With four days between outings, many starting pitchers develop side hobbies to maintain their sanity throughout the lengthy baseball season. Many play guitar and others take advantage of Netflix's extraordinary selection. Sacramento River Cats' hurler Bruce Billings has resorted to his childhood passion of drawing to pass the time.
|Billings' sketch of Sacramento teammate Sonny Gray. Many of Billings' creations can be found in the Media Gallery of Billings' Twitter account, @BrucieJr.|
"I've been drawing since I can remember," Billings said. "My dad would do construction jobs and he would have these big pieces of paper he would use for blue prints...I used to take a couple of sheets and cover the whole thing with a scene from Ninja Turtles or a Star Wars scene."
Lately, Billings has gifted social media with a slew of iPad-created caricatures of teammates within the organization, many of which the players have used as their Twitter avatars.
While the right-hander enjoys the light-hearted reactions from his teammates he gets from his comical illustrations, his love of creating art came from his family's appreciation for it.

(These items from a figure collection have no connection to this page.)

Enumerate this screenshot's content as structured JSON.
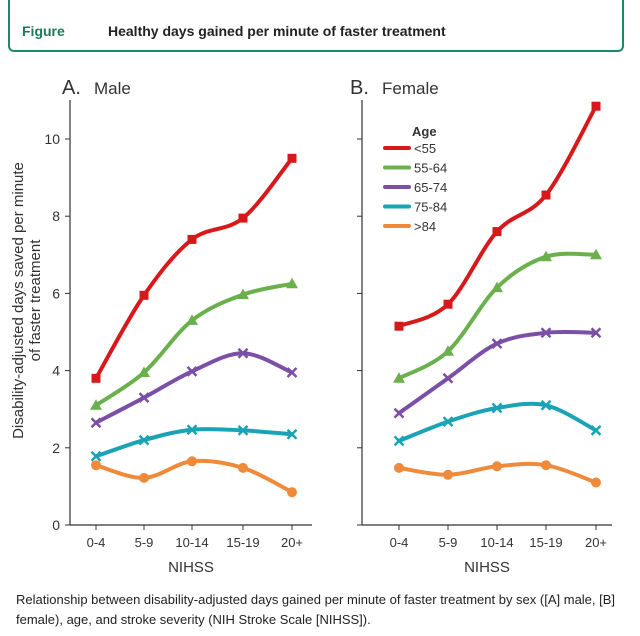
{
  "header": {
    "tag": "Figure",
    "title": "Healthy days gained per minute of faster treatment"
  },
  "caption": "Relationship between disability-adjusted days gained per minute of faster treatment by sex ([A] male, [B] female), age, and stroke severity (NIH Stroke Scale [NIHSS]).",
  "colors": {
    "<55": "#d7191c",
    "55-64": "#6ab04c",
    "65-74": "#7b4fa6",
    "75-84": "#1aa3b5",
    ">84": "#ee8a3a",
    "header_border": "#1a8a6a"
  },
  "chart_data": [
    {
      "type": "line",
      "panel_letter": "A.",
      "panel_name": "Male",
      "xlabel": "NIHSS",
      "ylabel": "Disability-adjusted days saved per minute of faster treatment",
      "categories": [
        "0-4",
        "5-9",
        "10-14",
        "15-19",
        "20+"
      ],
      "ylim": [
        0,
        11
      ],
      "yticks": [
        0,
        2,
        4,
        6,
        8,
        10
      ],
      "series": [
        {
          "name": "<55",
          "values": [
            3.8,
            5.95,
            7.4,
            7.95,
            9.5
          ],
          "marker": "square"
        },
        {
          "name": "55-64",
          "values": [
            3.1,
            3.95,
            5.3,
            5.97,
            6.25
          ],
          "marker": "triangle"
        },
        {
          "name": "65-74",
          "values": [
            2.65,
            3.3,
            3.98,
            4.45,
            3.95
          ],
          "marker": "x"
        },
        {
          "name": "75-84",
          "values": [
            1.78,
            2.2,
            2.47,
            2.45,
            2.35
          ],
          "marker": "x"
        },
        {
          "name": ">84",
          "values": [
            1.55,
            1.22,
            1.65,
            1.48,
            0.85
          ],
          "marker": "circle"
        }
      ]
    },
    {
      "type": "line",
      "panel_letter": "B.",
      "panel_name": "Female",
      "xlabel": "NIHSS",
      "categories": [
        "0-4",
        "5-9",
        "10-14",
        "15-19",
        "20+"
      ],
      "ylim": [
        0,
        11
      ],
      "legend_title": "Age",
      "legend_position": "top-left",
      "series": [
        {
          "name": "<55",
          "values": [
            5.15,
            5.72,
            7.6,
            8.55,
            10.85
          ],
          "marker": "square"
        },
        {
          "name": "55-64",
          "values": [
            3.8,
            4.5,
            6.15,
            6.95,
            7.0
          ],
          "marker": "triangle"
        },
        {
          "name": "65-74",
          "values": [
            2.9,
            3.8,
            4.7,
            4.98,
            4.98
          ],
          "marker": "x"
        },
        {
          "name": "75-84",
          "values": [
            2.18,
            2.68,
            3.03,
            3.1,
            2.45
          ],
          "marker": "x"
        },
        {
          "name": ">84",
          "values": [
            1.48,
            1.3,
            1.52,
            1.55,
            1.1
          ],
          "marker": "circle"
        }
      ]
    }
  ]
}
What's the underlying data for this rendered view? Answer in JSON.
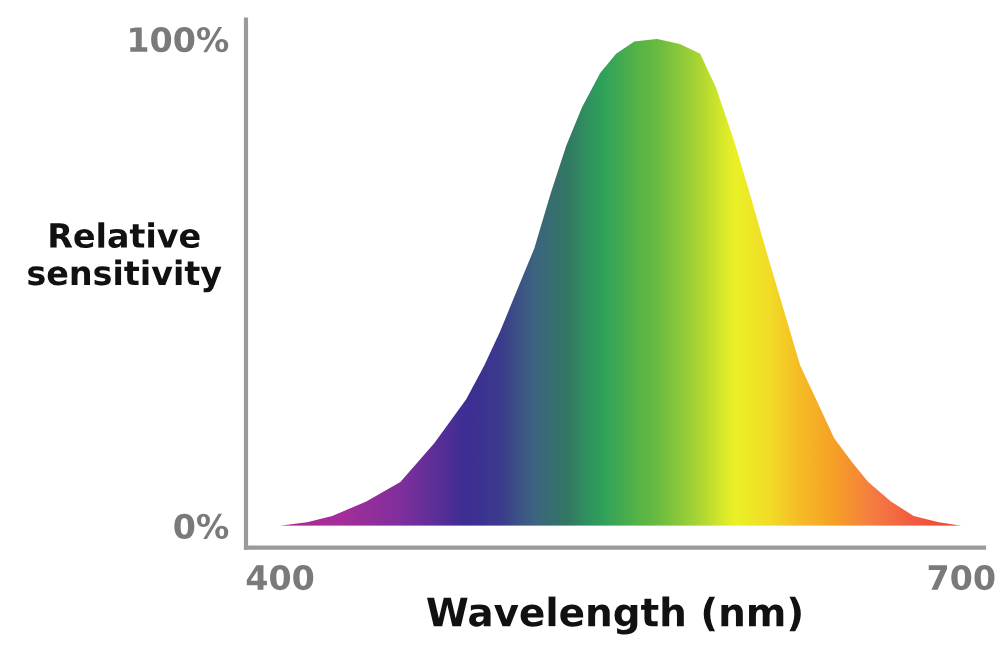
{
  "chart_data": {
    "type": "area",
    "xlabel": "Wavelength (nm)",
    "ylabel": "Relative\nsensitivity",
    "x": [
      400,
      412,
      423,
      438,
      453,
      468,
      482,
      490,
      497,
      504,
      512,
      519,
      526,
      533,
      541,
      548,
      556,
      566,
      576,
      585,
      592,
      600,
      607,
      615,
      622,
      629,
      637,
      644,
      652,
      659,
      669,
      679,
      690,
      700
    ],
    "series": [
      {
        "values": [
          0,
          0.7,
          2,
          5,
          9,
          17,
          26,
          33,
          40,
          48,
          57,
          68,
          78,
          86,
          93,
          97,
          99.5,
          100,
          99,
          97,
          90,
          79,
          68,
          55,
          44,
          33,
          25,
          18,
          13,
          9,
          5,
          2,
          0.7,
          0
        ],
        "colors": [
          "#a0007a",
          "#9d0582",
          "#9a0a8a",
          "#820b8b",
          "#6a0c8c",
          "#420b86",
          "#1a0a80",
          "#1a127d",
          "#1a1a7a",
          "#1a3272",
          "#1a4a6a",
          "#15555a",
          "#10604a",
          "#0d7845",
          "#0a9040",
          "#1d9a36",
          "#35a52a",
          "#50b020",
          "#78c018",
          "#a0d010",
          "#c4e008",
          "#e8f000",
          "#ece400",
          "#f0d800",
          "#f2c400",
          "#f5b000",
          "#f5a000",
          "#f59000",
          "#f57d10",
          "#f56a20",
          "#f25520",
          "#f04020",
          "#f03010",
          "#f02000"
        ]
      }
    ],
    "xlim": [
      385,
      710
    ],
    "ylim": [
      -4.5,
      104
    ],
    "xticks": [
      400,
      700
    ],
    "yticks": [
      {
        "value": 0,
        "label": "0%"
      },
      {
        "value": 100,
        "label": "100%"
      }
    ],
    "grid": false,
    "legend": false
  }
}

"My mom, my sisters and my brother loved seeing me draw. I loved the way it made me feel to see them happy with what I did," Billings said.

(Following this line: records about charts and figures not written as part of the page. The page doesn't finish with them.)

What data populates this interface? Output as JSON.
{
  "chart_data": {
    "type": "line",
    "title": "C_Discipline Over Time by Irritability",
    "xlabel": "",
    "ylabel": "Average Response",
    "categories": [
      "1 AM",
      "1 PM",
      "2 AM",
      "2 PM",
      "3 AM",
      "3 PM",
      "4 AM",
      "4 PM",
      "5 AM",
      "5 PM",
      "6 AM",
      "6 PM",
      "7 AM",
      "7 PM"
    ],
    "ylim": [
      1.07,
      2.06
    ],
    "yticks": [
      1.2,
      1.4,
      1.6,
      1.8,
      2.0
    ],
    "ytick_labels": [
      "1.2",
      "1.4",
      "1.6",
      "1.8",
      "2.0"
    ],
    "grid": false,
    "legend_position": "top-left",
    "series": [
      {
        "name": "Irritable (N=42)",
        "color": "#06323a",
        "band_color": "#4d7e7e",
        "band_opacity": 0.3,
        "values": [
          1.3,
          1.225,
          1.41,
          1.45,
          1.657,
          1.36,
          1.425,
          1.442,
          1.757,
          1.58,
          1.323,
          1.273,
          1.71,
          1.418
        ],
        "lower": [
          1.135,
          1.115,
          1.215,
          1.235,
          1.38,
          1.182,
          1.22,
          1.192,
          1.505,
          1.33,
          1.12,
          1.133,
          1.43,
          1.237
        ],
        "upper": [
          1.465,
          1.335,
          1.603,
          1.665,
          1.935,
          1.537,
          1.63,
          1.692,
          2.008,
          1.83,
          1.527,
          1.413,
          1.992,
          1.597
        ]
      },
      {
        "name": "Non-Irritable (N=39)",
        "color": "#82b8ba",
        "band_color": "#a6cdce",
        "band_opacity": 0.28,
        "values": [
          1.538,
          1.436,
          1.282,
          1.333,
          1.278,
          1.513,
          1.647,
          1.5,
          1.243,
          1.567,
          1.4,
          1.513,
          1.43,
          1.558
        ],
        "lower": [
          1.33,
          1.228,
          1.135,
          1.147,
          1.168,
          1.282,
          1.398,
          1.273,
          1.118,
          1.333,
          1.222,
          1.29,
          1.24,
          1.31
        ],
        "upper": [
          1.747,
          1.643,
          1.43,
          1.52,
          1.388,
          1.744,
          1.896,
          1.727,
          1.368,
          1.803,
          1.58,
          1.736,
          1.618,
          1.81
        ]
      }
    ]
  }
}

"I just kept doing it and practicing and learning new tricks from watching cartoons or reading comics, I'd look at different styles. Now I just do it for fun. I still get that same feeling when I draw something for somebody and they really like it."

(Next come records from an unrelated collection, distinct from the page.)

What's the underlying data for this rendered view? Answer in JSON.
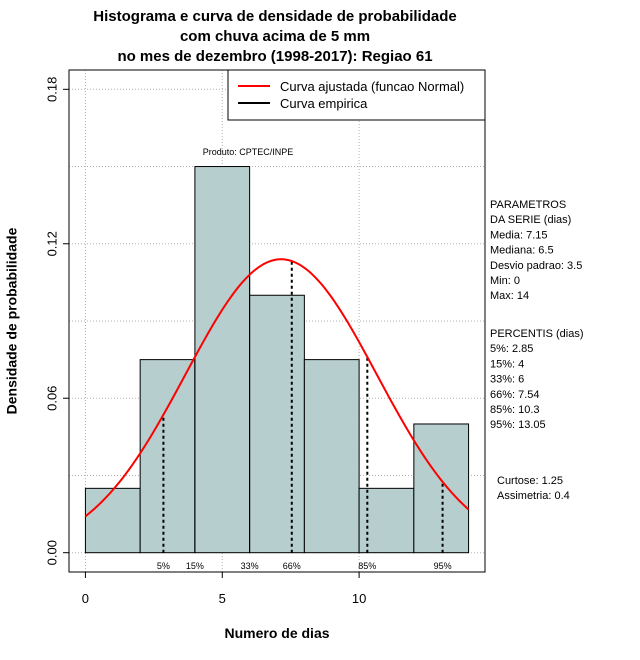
{
  "chart_data": {
    "type": "histogram",
    "title_lines": [
      "Histograma e curva de densidade de probabilidade",
      "com chuva acima de 5 mm",
      "no mes de dezembro (1998-2017): Regiao 61"
    ],
    "xlabel": "Numero de dias",
    "ylabel": "Densidade de probabilidade",
    "xlim": [
      -0.6,
      14.6
    ],
    "ylim": [
      -0.0075,
      0.1875
    ],
    "x_ticks": [
      0,
      5,
      10
    ],
    "y_ticks": [
      0.0,
      0.06,
      0.12,
      0.18
    ],
    "y_tick_labels": [
      "0.00",
      "0.06",
      "0.12",
      "0.18"
    ],
    "grid_lines_y": [
      0.03,
      0.09,
      0.15
    ],
    "grid_lines_x": [
      0,
      5,
      10
    ],
    "bins": [
      {
        "x0": 0,
        "x1": 2,
        "density": 0.025
      },
      {
        "x0": 2,
        "x1": 4,
        "density": 0.075
      },
      {
        "x0": 4,
        "x1": 6,
        "density": 0.15
      },
      {
        "x0": 6,
        "x1": 8,
        "density": 0.1
      },
      {
        "x0": 8,
        "x1": 10,
        "density": 0.075
      },
      {
        "x0": 10,
        "x1": 12,
        "density": 0.025
      },
      {
        "x0": 12,
        "x1": 14,
        "density": 0.05
      }
    ],
    "bar_color": "#b7cece",
    "normal_curve": {
      "mean": 7.15,
      "sd": 3.5,
      "x_from": 0,
      "x_to": 14,
      "color": "#ff0000"
    },
    "percentile_lines": [
      {
        "label": "5%",
        "x": 2.85,
        "style": "dotted"
      },
      {
        "label": "15%",
        "x": 4,
        "style": "solid"
      },
      {
        "label": "33%",
        "x": 6,
        "style": "solid"
      },
      {
        "label": "66%",
        "x": 7.54,
        "style": "dotted"
      },
      {
        "label": "85%",
        "x": 10.3,
        "style": "dotted"
      },
      {
        "label": "95%",
        "x": 13.05,
        "style": "dotted"
      }
    ],
    "legend": [
      {
        "label": "Curva ajustada (funcao Normal)",
        "color": "#ff0000"
      },
      {
        "label": "Curva empirica",
        "color": "#000000"
      }
    ],
    "credit": "Produto: CPTEC/INPE",
    "side_panel": {
      "parametros": [
        "PARAMETROS",
        "DA SERIE (dias)",
        "  Media: 7.15",
        "  Mediana: 6.5",
        "  Desvio padrao: 3.5",
        "  Min: 0",
        "  Max: 14"
      ],
      "percentis": [
        "PERCENTIS (dias)",
        "  5%: 2.85",
        "  15%: 4",
        "  33%: 6",
        "  66%: 7.54",
        "  85%: 10.3",
        "  95%: 13.05"
      ],
      "stats": [
        "  Curtose: 1.25",
        "Assimetria: 0.4"
      ]
    }
  }
}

Because of his love for Star Wars as a kid, Billings said one of his favorites he's done this season was a depiction of Evan Scribner, draped in the famous Boba Fett getup. Other honorable mentions include a drawing of Michael Taylor as "The Black Power Ranger."
Billings and Taylor have been roommates for the last few seasons and the 6'5'' Taylor has been the subject of a number of his pieces.
Twitter has given Billings (@BrucieJr) an outlet to showcase his more elaborate drawings as well. Most are highly detailed and well-shaded portraits of super heroes or family members. But there's also a great depiction of a collision at home plate between a base runner and catcher with an umpire in close observation. In the background are a number of expressive fans anxiously awaiting the call. That sketch was made with graphite pencil, according to the tweet containing the picture.
Another interesting piece is a person falling through toward a group of skyscrapers emerging from a layer of clouds. That drawing took three different types of pencils and was finished on February 26 in a Starbucks in San Francisco.
"Just when you have free time in the clubhouse," Billings said. "I like drawing when I want to keep my mind clear – give me something to focus on until we stretch or until the game starts."